Em Outubro de
2012, na Semana da Criança, postei a fábula O
Cão e o Tamanduá, do Doutor Anastácio Luiz do Bomsucesso, que
encontrei no curioso livro Florilegio Brasileiro da Infancia - editado pela Livraria Clássica do
Editor Nicoláo-Alves, em 1874, e disponibilizado em versão digital pela Brasiliana USP. Em tempos de excesso e
de falta de água, volto ao Florilegio
para postar uma bela Alegoria: O Rio e O Regato, assim definida: “A alegoria é uma poesia solta ou incluída em outra,
na qual, com uma ação fantástica e com sujeitos e objetos de natureza estranha,
se pintam fatos e ações próprias dos homens.” O Rio e O Regato é de autoria de Marquez de Paranaguá.
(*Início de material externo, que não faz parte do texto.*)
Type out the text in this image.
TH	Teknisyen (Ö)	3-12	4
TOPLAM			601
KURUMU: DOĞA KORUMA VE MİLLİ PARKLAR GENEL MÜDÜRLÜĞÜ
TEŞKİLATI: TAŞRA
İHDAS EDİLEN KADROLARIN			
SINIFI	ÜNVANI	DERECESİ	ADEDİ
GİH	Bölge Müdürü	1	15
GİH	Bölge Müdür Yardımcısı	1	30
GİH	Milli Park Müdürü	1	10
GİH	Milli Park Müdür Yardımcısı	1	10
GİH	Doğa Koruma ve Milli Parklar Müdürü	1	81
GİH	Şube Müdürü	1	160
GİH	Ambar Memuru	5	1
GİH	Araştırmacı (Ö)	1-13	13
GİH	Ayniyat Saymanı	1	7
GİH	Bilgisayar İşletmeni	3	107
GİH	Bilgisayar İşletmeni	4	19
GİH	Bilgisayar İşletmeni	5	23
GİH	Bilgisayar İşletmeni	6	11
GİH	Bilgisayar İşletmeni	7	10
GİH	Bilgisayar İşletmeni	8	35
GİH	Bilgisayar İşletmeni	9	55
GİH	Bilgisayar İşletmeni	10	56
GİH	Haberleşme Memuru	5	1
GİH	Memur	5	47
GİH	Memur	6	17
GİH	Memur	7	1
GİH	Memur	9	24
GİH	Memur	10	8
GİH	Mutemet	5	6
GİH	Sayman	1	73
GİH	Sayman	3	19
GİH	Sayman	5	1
Atualizei rapidamente a grafia.
O RIO E
O REGATO
Marquez
de Paranaguá *
A um manso regato um dia
Soberbo rio dizia:
Desgraçado,
eu te lamento,
Em teu
curso pobre e lento;
Pois
fazendo voltas tantas
Por
entre rasteiras plantas,
Corres
sem nome, escondido,
Entanto
que eu conhecido
Nas
cidades mais formosas,
Minhas
ondas copiosas
Meto,
levando abundância
A mais
remota distancia.
Cem
regatos orgulhosos
De
minha aliança, ansiosos,
Se vêm
meter no meu seio
Sem
fazer um só rodeio.
Demais,
eu tenho coragem,
E nada
em minha passagem
Encontro,
que eu não arrede.
Disse; e ainda mais falara,
Quer da sua origem rara,
Quer das suas qualidades,
Quando a tais fatuidades,
Mais sábio, o pobre regato
Lhe responde, e mui pacato:
Que,
amigo! da matriz
Ou lago
d'onde saís,
Não
tenho eu também saído?
Logo
depois de nascido
Um e
outro n'esta selva,
Debaixo
da mesma relva,
Nossas
águas não correram?
D'onde
é pois, que vos vieram
Tantos
fumos de altivez ?
Só o
acaso é que nos fez,
Deixando
o materno berço,
Correr
por lugar diverso.
Vós em
terreno inclinado
Caminhais
mais apressado,
Absorvendo
estes ribeiros
Que em
vós se metem ligeiros,
Vossas
águas engrossando.
Eu ao
longo costeando
Estas
formosas colinas,
Minhas
águas cristalinas
Conduzo
tranquilamente;
Mas por
isto, francamente,
Julgais
ser mais do que eu, nobre?
E
verdade que mais pobre
Eu sou
d'agua; porém ela
Não é
clara, pura e bela?
Vós
causais o medo e espanto
Por
onde passais; entanto
Que eu
com murmúrio sereno,
Regando
mais de um terreno,
Fertilizo
estas campinas
Sem
causar essas ruínas,
Que por
vós causadas vejo;
Antes
sempre benfazejo:
Até que
a minha corrente
Se
confunda, finalmente
N'esse
mar vasto e profundo,
Onde um
dia, sem segundo,
Tocando
os mesmos extremos
Ambos
juntar-nos devemos.
*
Ilustração
de Joba Tridente - 2014
* Não tenho certeza, mas acredito que Marquez de Paranaguá seja
João Lustosa da Cunha Paranaguá (1821-1912),
2º visconde e marquês de Paranaguá. Conforme o Ensaio
Biográfico de Chico Castro, editado pela Câmara dos Deputados - Brasília,
em 2009, ele “atuou durante quarenta anos na política, de 1850 à implantação da
República, em 1889. Deputado à Assembleia Geral de 1850 a 1864, foi eleito, em
1865, senador vitalício, cargo que ocupou até à queda do Império. Entrelaçou a
atividade parlamentar com a de presidente das províncias do Maranhão,
Pernambuco e Bahia e a de ministro do imperador D. Pedro II, tendo sido titular
das pastas da Justiça, da Guerra, da Fazenda, além de ter presidido o Conselho
de Ministros. Nomeado conselheiro de Estado, foi ainda ministro dos Negócios
Estrangeiros”. A minha dedução vem do sumário do Ensaio Biográfico: Paranaguá e a seca de 1877;
Paranaguá e o porto de Amarração; Navegação do rio Parnaíba; Navegação a vapor no rio Parnaíba; A seca no Nordeste. Há também o militar e político Francisco Vilela Barbosa, o 1º visconde
e marquês de Paranaguá (1769-1846). É o que sei sobre o nome do autor.